The letter read “can you please refund $1,100.” My first reaction was ‘the Speaker is in a good mood today?’
Folks, I have no problem paying back that money but before I do, let's clear up a few things.
Everyone is saying I cost the tax-payer a lot of money for leaving the committee too early but when you look at it, I actually saved them quite a bit by not staying at one of the flashest hotels in the world (the Hilton) for four days, like the other MPs did.
Just so we are clear, I paid my return flight from Melbourne to Alice Springs out of my own pocket. I also paid for my own accommodation whilst in the Northern Territories and when I wasn’t being given complimentary kangaroo tail, I paid for my own kai.

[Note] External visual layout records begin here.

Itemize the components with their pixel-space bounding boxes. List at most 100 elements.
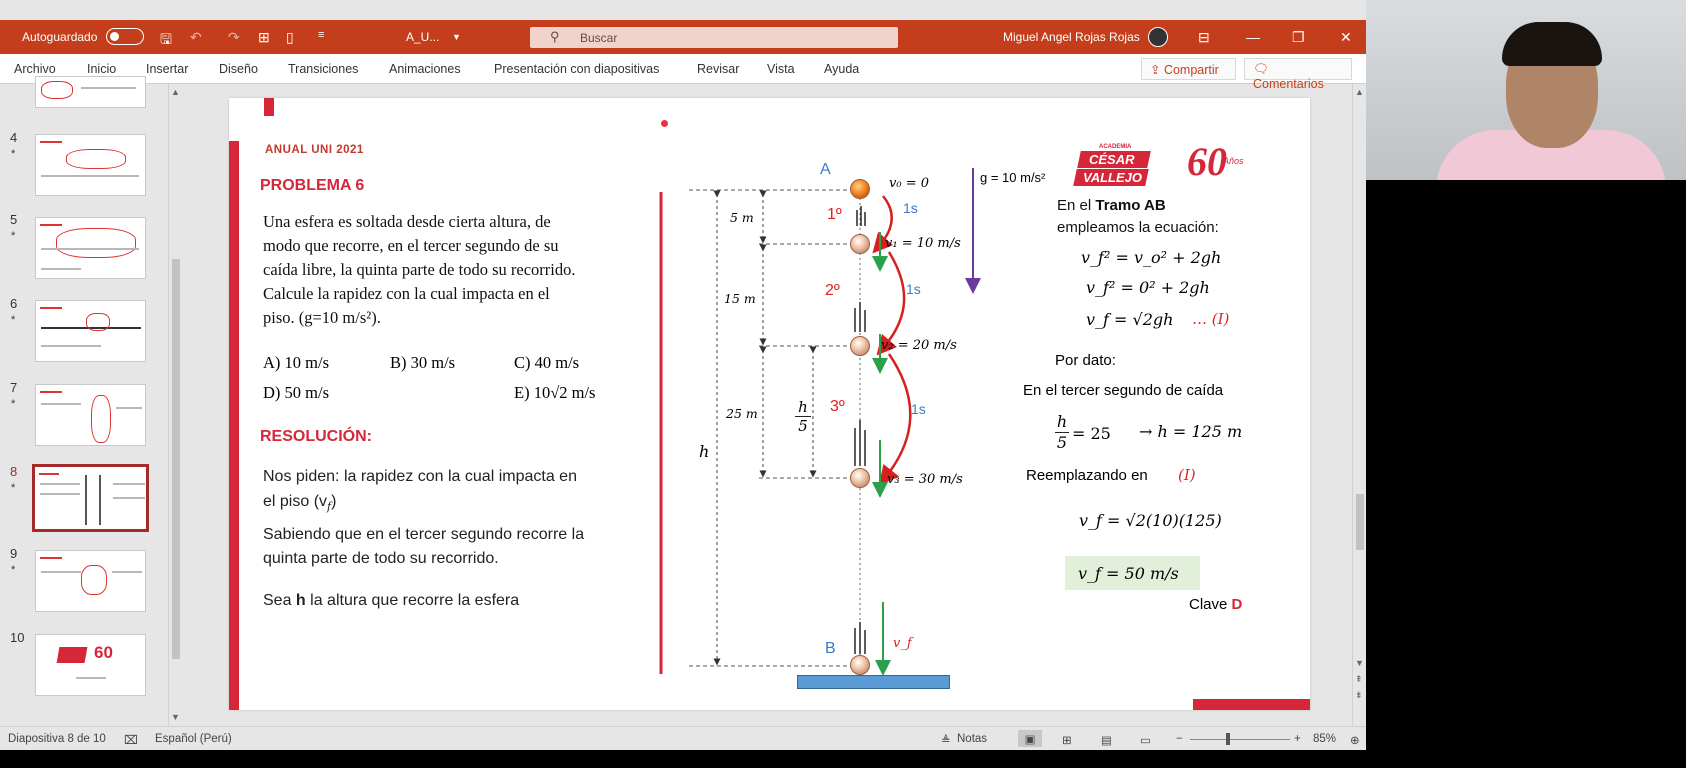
- slide-counter: Diapositiva 8 de 10: [8, 733, 106, 745]
- slide-thumbnail-4[interactable]: [35, 134, 146, 196]
- tab-diseno[interactable]: Diseño: [219, 62, 258, 76]
- scroll-down-arrow-icon[interactable]: ▼: [1355, 658, 1364, 668]
- restore-icon[interactable]: ❐: [1292, 29, 1305, 46]
- zoom-slider-thumb[interactable]: [1226, 733, 1230, 745]
- logo-anos: Años: [1223, 156, 1244, 166]
- tab-inicio[interactable]: Inicio: [87, 62, 116, 76]
- next-slide-icon[interactable]: ⇟: [1355, 690, 1363, 701]
- scroll-up-arrow-icon[interactable]: ▲: [1355, 87, 1364, 97]
- answer-key-label: Clave: [1189, 596, 1228, 613]
- segment-3-label: 3º: [830, 398, 845, 415]
- thumb-line: [41, 175, 139, 177]
- fraction-numerator: h: [1055, 412, 1069, 433]
- final-equation: v_f = √2(10)(125): [1079, 511, 1222, 530]
- thumb-line: [40, 141, 62, 143]
- user-name[interactable]: Miguel Angel Rojas Rojas: [1003, 30, 1140, 44]
- minimize-icon[interactable]: —: [1246, 29, 1260, 45]
- autosave-toggle[interactable]: [106, 28, 144, 45]
- distance-5m: 5 m: [730, 210, 754, 225]
- zoom-out-icon[interactable]: −: [1176, 733, 1183, 745]
- fraction-denominator: 5: [1056, 433, 1068, 452]
- tab-ayuda[interactable]: Ayuda: [824, 62, 859, 76]
- present-icon[interactable]: ⊞: [258, 29, 270, 46]
- thumb-line: [76, 677, 106, 679]
- equation-1: v_f² = v_o² + 2gh: [1081, 248, 1222, 267]
- tab-revisar[interactable]: Revisar: [697, 62, 739, 76]
- slide-canvas[interactable]: ANUAL UNI 2021 PROBLEMA 6 Una esfera es …: [229, 98, 1310, 710]
- thumb-line: [41, 268, 81, 270]
- scroll-down-arrow-icon[interactable]: ▼: [171, 712, 180, 722]
- thumb-line: [40, 483, 80, 485]
- scroll-up-arrow-icon[interactable]: ▲: [171, 87, 180, 97]
- slide-thumbnail-8-selected[interactable]: [32, 464, 149, 532]
- share-button[interactable]: ⇪ Compartir: [1141, 58, 1236, 80]
- notes-button[interactable]: Notas: [957, 733, 987, 745]
- segment-2-label: 2º: [825, 282, 840, 299]
- doc-dropdown-icon[interactable]: ▼: [452, 32, 461, 42]
- zoom-level[interactable]: 85%: [1313, 733, 1336, 745]
- slideshow-icon[interactable]: ▭: [1140, 733, 1151, 747]
- redo-icon[interactable]: ↷: [228, 29, 240, 46]
- point-a-label: A: [820, 161, 831, 178]
- prev-slide-icon[interactable]: ⇞: [1355, 674, 1363, 685]
- slide-number-10: 10: [10, 630, 25, 645]
- vf-label: v_f: [893, 636, 912, 651]
- slide-sorter-icon[interactable]: ⊞: [1062, 733, 1072, 747]
- tab-presentacion[interactable]: Presentación con diapositivas: [494, 62, 659, 76]
- tab-transiciones[interactable]: Transiciones: [288, 62, 358, 76]
- zoom-slider[interactable]: [1190, 733, 1290, 745]
- sphere-at-b: [850, 655, 870, 675]
- free-fall-diagram: [659, 168, 981, 680]
- sphere-at-3s: [850, 468, 870, 488]
- editor-scrollbar[interactable]: ▲ ▼ ⇞ ⇟: [1352, 84, 1366, 726]
- normal-view-icon[interactable]: ▣: [1018, 730, 1042, 747]
- thumbnails-scrollbar[interactable]: ▲ ▼: [168, 84, 182, 726]
- accessibility-icon[interactable]: ⌧: [124, 733, 138, 747]
- zoom-in-icon[interactable]: +: [1294, 733, 1301, 745]
- tab-insertar[interactable]: Insertar: [146, 62, 188, 76]
- height-h-label: h: [699, 442, 710, 461]
- new-doc-icon[interactable]: ▯: [286, 29, 294, 46]
- user-avatar[interactable]: [1148, 27, 1168, 47]
- close-icon[interactable]: ✕: [1340, 29, 1352, 46]
- slide-thumbnail-10[interactable]: 60: [35, 634, 146, 696]
- slide-number-7: 7: [10, 380, 18, 395]
- search-box[interactable]: ⚲ Buscar: [530, 27, 898, 48]
- equation-2: v_f² = 0² + 2gh: [1086, 278, 1210, 297]
- sphere-at-2s: [850, 336, 870, 356]
- sphere-at-a: [850, 179, 870, 199]
- notes-icon[interactable]: ≜: [941, 733, 951, 747]
- fit-slide-icon[interactable]: ⊕: [1350, 733, 1360, 747]
- comments-label: Comentarios: [1253, 77, 1324, 91]
- solution-intro-bold: Tramo AB: [1095, 197, 1166, 214]
- customize-icon[interactable]: ≡: [318, 29, 324, 41]
- slide-animation-star: *: [11, 230, 16, 242]
- status-bar: Diapositiva 8 de 10 ⌧ Español (Perú) ≜ N…: [0, 726, 1366, 750]
- save-icon[interactable]: 🖫: [160, 29, 172, 53]
- reading-view-icon[interactable]: ▤: [1101, 733, 1112, 747]
- tab-vista[interactable]: Vista: [767, 62, 795, 76]
- scrollbar-thumb[interactable]: [1356, 494, 1364, 550]
- thumb-line: [40, 307, 62, 309]
- slide-thumbnail-5[interactable]: [35, 217, 146, 279]
- slide-thumbnail-3[interactable]: [35, 76, 146, 108]
- ribbon-tabs: Archivo Inicio Insertar Diseño Transicio…: [0, 54, 1366, 91]
- tab-animaciones[interactable]: Animaciones: [389, 62, 461, 76]
- slide-thumbnail-7[interactable]: [35, 384, 146, 446]
- thumb-line: [113, 483, 145, 485]
- document-name[interactable]: A_U...: [406, 30, 439, 44]
- h5-denominator: 5: [798, 417, 808, 435]
- language-label[interactable]: Español (Perú): [155, 733, 232, 745]
- sixty-years-logo: 60 Años: [1187, 138, 1257, 188]
- comments-button[interactable]: 🗨 Comentarios: [1244, 58, 1352, 91]
- scrollbar-thumb[interactable]: [172, 259, 180, 659]
- v2-label: v₂ = 20 m/s: [881, 338, 957, 353]
- title-bar: Autoguardado 🖫 ↶ ↷ ⊞ ▯ ≡ A_U... ▼ ⚲ Busc…: [0, 20, 1366, 54]
- slide-thumbnail-9[interactable]: [35, 550, 146, 612]
- ribbon-display-icon[interactable]: ⊟: [1198, 29, 1210, 46]
- undo-icon[interactable]: ↶: [190, 29, 202, 46]
- slide-thumbnail-6[interactable]: [35, 300, 146, 362]
- thumb-shape: [91, 395, 111, 443]
- v1-label: v₁ = 10 m/s: [885, 236, 961, 251]
- tab-archivo[interactable]: Archivo: [14, 62, 56, 76]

I have no regrets for leaving the committee early and going to see first hand the situation of the Aborigines and the Australian Government’s plans to make life harder for them.
I met more Aboriginal leaders from in and around Alice Springs and I visited more of the so-called problem areas, in the two days I was there, than John Howard’s done in the last two years. Yet Howard thinks his actions to fight child abuse with an army and forcing the locals into leasing their land to him are still justifiable?
Despite comments from
Labour’s Shane Jones and Dover Samuels that I’m not the
MP for the Outback, I say that I am an MP who, unlike them,
will bring awareness to major dilemmas being faced not only
by Maori but by our indigenous brothers and sisters in other
lands. Why? Because my constituents are not the kind to sit
back and turn a blind eye to injustices. We didn’t sit
back on apartheid in South Africa and we’re not about to
ignore what’s happening across the ditch.
By going to
the outback, I was able to generate international television
exposure for the plight of the Aboriginal people.
Some folk have said, not to my face might I add, that I should have stayed back for Nia Glassie’s tangi. Maori have a saying – na koutou e tangi, na tätou katoa. When you cry, we all cry. It’s not necessary that I attend a tangi just because some nasty and malicious soul wants to score points from my absence. There are 365 days in a year and I work for my people on every one of them – including the two days I spent in Alice Springs.
And finally, do I stand by my criticisms of John Howard? Ae Märika, yes I do.